In today’s first reading, Titus 1:9, St. Paul introduces
himself to Titus as “a slave of God and
Apostle of Jesus Christ for the sake of the faith of God’s chosen ones and the
recognition of religious truth, in the hope of eternal life that God…promised
before time began….” Paul also tells
Titus what he wants to see in a presbyter, a bishop, that is, in one who is a
steward of God. Such persons, Paul states, must be blameless, humble, gentle, sober,
generous, moderate, unconcerned about material gain, lovers of goodness, hospitable, temperate,
just, holy, self-controlled, and persons who hold on to the truth of sound
doctrine.
By our baptism, we are all reborn into persons of
righteousness, persons who are to become lovers of goodness, who are to grow in
such virtue as being hospitable, temperate,
just, holy, self-controlled and learners of the truth of sound doctrine. We
are, in Paul’s words, by virtue of having died and rose with Christ in our
baptism, slaves of God and apostles—that is followers, messengers, disciples--
of Jesus Christ . Some are ordained into
these ministries as adults but all are commissioned by baptism to live as
disciples and messengers of Jesus, as slaves of Christ. We belong to the Lord.
We have been bought by God in the outpouring of His Son’s blood on the cross.

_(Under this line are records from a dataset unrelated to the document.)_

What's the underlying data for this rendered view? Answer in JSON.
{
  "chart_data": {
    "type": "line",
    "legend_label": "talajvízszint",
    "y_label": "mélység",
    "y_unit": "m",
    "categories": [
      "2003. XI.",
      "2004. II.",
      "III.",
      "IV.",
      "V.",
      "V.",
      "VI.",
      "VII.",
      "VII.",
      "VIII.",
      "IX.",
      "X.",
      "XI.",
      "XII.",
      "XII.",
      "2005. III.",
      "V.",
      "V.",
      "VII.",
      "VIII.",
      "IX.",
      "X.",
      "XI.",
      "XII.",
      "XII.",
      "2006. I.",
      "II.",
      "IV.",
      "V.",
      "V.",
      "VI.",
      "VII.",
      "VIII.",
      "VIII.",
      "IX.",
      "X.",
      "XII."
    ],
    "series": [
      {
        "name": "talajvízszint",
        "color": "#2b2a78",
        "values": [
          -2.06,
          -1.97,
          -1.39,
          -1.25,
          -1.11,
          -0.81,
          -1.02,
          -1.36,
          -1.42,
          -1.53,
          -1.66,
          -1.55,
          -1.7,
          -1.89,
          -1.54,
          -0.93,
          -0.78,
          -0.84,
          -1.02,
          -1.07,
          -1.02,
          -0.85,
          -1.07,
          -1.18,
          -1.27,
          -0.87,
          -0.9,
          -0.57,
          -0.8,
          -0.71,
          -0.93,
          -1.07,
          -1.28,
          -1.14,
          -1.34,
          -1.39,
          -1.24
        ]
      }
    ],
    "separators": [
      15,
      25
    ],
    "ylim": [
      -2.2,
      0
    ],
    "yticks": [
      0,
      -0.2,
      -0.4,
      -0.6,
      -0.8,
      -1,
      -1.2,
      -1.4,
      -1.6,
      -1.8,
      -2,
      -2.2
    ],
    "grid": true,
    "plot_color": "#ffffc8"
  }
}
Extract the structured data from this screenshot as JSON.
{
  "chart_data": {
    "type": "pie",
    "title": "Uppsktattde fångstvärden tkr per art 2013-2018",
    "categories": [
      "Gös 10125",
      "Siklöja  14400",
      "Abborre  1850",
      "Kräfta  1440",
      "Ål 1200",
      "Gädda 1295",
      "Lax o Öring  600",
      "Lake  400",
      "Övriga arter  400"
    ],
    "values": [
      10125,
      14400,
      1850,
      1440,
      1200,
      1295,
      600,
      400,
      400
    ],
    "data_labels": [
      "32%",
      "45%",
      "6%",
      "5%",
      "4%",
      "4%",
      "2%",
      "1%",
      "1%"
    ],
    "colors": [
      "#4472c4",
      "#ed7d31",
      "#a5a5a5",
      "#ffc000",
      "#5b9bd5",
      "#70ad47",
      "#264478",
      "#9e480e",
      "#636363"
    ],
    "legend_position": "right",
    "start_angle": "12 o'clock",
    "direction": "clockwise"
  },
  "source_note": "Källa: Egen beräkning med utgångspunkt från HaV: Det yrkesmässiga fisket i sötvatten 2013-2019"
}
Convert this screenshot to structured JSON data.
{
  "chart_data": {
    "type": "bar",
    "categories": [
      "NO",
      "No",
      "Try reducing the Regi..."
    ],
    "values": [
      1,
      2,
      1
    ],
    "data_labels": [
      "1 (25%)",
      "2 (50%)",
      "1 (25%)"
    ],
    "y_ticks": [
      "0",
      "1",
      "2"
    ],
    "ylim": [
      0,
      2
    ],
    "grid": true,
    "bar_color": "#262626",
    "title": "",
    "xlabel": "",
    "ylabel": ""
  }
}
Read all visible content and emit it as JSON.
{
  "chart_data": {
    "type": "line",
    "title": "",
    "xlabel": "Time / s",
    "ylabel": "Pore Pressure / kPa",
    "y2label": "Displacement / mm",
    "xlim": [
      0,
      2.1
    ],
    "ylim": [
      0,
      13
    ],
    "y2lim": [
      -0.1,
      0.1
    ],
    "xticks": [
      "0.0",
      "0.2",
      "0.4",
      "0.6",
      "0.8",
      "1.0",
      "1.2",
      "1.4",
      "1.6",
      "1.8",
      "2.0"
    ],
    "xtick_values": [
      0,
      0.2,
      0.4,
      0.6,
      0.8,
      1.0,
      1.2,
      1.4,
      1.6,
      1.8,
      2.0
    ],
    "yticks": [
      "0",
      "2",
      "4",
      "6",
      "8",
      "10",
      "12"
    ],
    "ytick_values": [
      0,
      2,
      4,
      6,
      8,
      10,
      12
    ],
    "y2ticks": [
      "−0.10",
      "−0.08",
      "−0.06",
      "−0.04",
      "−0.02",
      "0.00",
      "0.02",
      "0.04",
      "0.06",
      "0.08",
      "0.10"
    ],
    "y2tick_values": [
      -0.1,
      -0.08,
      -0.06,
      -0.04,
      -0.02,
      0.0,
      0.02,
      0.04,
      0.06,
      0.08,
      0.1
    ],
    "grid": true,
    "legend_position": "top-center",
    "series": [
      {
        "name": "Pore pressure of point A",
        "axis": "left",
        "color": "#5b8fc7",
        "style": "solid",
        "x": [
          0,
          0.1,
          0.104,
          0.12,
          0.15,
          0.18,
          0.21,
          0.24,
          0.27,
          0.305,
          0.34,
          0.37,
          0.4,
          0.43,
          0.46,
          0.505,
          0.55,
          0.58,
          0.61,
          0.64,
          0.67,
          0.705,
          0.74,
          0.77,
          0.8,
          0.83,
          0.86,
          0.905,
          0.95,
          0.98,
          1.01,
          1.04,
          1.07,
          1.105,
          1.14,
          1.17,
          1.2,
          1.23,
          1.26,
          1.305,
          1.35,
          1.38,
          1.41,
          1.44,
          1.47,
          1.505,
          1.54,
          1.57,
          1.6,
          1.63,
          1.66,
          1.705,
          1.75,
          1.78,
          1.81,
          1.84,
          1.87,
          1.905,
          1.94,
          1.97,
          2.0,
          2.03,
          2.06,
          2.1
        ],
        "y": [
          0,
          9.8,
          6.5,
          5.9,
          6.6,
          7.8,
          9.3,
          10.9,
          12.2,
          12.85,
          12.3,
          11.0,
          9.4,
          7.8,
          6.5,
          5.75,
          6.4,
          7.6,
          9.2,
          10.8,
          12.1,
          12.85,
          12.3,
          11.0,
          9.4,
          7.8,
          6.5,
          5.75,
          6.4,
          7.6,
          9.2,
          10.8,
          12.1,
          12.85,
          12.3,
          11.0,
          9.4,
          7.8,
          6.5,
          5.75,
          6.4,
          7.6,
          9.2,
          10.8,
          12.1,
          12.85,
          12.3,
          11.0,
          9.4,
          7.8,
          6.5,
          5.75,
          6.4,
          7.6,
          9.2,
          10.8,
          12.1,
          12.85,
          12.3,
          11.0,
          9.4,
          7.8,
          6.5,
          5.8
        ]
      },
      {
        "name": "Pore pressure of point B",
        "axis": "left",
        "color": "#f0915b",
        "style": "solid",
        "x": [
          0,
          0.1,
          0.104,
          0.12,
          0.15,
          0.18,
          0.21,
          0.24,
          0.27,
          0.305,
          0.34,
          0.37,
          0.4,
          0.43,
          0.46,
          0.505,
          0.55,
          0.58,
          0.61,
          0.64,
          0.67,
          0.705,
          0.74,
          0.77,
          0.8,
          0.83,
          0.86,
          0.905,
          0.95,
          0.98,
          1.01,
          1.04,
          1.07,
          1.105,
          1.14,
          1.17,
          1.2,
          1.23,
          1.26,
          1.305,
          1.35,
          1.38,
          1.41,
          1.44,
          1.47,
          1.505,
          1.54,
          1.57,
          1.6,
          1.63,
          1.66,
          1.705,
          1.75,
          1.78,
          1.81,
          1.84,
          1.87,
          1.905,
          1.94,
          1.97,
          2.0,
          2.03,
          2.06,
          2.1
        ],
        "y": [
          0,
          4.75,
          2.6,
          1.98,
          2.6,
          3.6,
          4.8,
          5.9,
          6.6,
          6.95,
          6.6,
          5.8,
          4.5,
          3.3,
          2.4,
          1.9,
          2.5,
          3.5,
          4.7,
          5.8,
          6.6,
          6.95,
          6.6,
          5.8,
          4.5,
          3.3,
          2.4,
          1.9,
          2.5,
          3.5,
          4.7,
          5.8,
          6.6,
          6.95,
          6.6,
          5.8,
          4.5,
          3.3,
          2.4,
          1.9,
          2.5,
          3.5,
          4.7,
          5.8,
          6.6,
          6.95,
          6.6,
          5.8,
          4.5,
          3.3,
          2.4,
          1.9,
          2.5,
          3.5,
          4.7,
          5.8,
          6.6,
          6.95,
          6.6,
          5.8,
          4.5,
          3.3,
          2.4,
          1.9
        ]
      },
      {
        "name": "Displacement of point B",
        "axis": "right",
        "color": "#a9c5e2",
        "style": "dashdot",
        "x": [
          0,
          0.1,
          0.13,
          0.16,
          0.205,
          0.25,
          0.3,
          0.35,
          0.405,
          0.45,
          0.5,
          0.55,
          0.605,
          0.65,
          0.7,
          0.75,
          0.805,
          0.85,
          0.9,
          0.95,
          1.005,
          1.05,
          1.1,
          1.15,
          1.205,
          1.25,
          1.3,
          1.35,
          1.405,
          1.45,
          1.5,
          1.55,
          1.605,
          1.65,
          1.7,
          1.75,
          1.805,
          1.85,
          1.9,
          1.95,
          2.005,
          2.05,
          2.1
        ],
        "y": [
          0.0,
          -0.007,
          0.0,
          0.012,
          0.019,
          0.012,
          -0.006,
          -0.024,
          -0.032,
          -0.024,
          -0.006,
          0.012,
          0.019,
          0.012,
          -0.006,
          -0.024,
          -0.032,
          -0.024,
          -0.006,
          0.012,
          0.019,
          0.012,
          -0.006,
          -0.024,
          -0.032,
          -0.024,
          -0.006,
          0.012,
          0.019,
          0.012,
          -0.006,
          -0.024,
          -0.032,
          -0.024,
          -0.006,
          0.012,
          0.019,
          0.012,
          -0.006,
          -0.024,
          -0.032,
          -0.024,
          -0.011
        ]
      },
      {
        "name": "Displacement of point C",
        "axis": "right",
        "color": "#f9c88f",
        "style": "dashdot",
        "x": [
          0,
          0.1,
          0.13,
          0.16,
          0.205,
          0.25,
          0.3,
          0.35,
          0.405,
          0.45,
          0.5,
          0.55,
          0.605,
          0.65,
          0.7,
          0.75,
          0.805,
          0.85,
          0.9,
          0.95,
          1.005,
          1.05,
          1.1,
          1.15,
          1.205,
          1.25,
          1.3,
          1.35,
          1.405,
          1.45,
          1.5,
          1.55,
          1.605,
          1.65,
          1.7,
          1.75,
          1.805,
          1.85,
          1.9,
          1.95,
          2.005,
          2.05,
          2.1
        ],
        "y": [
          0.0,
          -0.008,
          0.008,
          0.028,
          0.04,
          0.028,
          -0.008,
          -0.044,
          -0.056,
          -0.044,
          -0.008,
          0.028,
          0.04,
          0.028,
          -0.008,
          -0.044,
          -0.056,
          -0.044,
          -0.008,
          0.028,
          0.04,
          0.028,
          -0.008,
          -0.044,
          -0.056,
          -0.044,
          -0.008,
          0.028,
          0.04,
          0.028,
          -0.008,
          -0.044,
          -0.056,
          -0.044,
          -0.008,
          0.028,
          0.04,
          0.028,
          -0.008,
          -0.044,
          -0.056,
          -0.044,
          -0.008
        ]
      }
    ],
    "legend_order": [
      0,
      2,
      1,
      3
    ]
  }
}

Do I take seriously my baptismal call to be a messenger of
Christ by the way I live my life? Do I realize that, by my baptism into Christ, I, too, am called to
be generous, just and holy, to live moderately, temperately and hospitably? Or
do I shrug off these, and other Christian, challenges as applicable only to ordained bishops and
cardinals, ordained priests and deacons?